On Linux machines, traceroute often needs to be invoked as /usr/sbin/traceroute. Under Windows, the command is tracert. Your TA or lab assistant can help you with that.

Now, use traceroute to answer and discuss the following questions with your lab partner.

How long is the routing trace to: www.facebook.com, www.cnn.com, www.berkeley.edu, www.stanford.edu, www.cas.cn, and www.berlin.de?
Pick a traced route from above and compare to your lab neighbor. Are they different? If so, how?
Choose a computer (either from above or on your own) that is some distance away and traceroute it three times. Does the output differ? [it usually would]
Pick several hosts in California, in the US (but not in CA), and overseas and trace the routes.

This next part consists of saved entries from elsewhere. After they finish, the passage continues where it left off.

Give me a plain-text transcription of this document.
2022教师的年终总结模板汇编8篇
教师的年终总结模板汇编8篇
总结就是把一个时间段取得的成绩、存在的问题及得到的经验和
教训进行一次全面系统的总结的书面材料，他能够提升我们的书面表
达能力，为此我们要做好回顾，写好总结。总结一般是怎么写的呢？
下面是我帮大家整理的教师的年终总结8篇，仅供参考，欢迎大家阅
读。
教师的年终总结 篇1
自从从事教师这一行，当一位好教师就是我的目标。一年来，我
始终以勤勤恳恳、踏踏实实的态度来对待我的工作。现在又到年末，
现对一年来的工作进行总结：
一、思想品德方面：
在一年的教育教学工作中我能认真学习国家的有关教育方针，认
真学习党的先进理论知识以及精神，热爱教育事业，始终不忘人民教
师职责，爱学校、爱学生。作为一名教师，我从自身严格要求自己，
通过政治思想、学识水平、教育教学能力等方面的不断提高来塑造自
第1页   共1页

Can you say that routes are longer based on geographical distance?
What about latency vs geographical distance?
Does the route follow a geographically-sensible path, i.e. is every node coming closer to the target in geographical distance?

How long was your shortest route ever measured in the above experiments?

After all this work, on to a fun one. Try this:

/usr/sbin/traceroute 216.81.59.173

Whois

Thanks to code.org for this video!

By now, you must have started wondering who all these nodes belong to. Fortunately, there is a way to find out: The whois program allows querying the the top-level domain name registrar to find out the administrator (provider) and the owner of a domain. With the default options, the program will only work with .com, .net, .edu, and .org domains. If you are interested, you can use the command

man
      whois

to find out how to query other top-level domains (use arrow keys to scroll, press q to quit). Note, that the whois program takes a domain, not a hostname. So whois www.berkeley.edu will not result in any useful information, the query should be

whois

      berkeley.edu

. A typical output looks like this:
whois berkeley.edu
output

More interestingly, you can use whois on IP addresses. In that case, whois will query the domain that the IP address belongs to automatically. For example, try a whois 128.32.136.3. A note: whois output can be quite long. Keep in mind that you can scroll in a commend line console by using either the scroll bars, your mouse wheel, or the SHIFT+PGUP and SHIFT+PGDOWN keys.

Now use whois to answer the following questions:

Who do the nodes belong to in the above shown www.google.com traceroute?
How many legal entities can see your search queries packets (e.g. we are not asking for nodes but companies or individuals owning them)?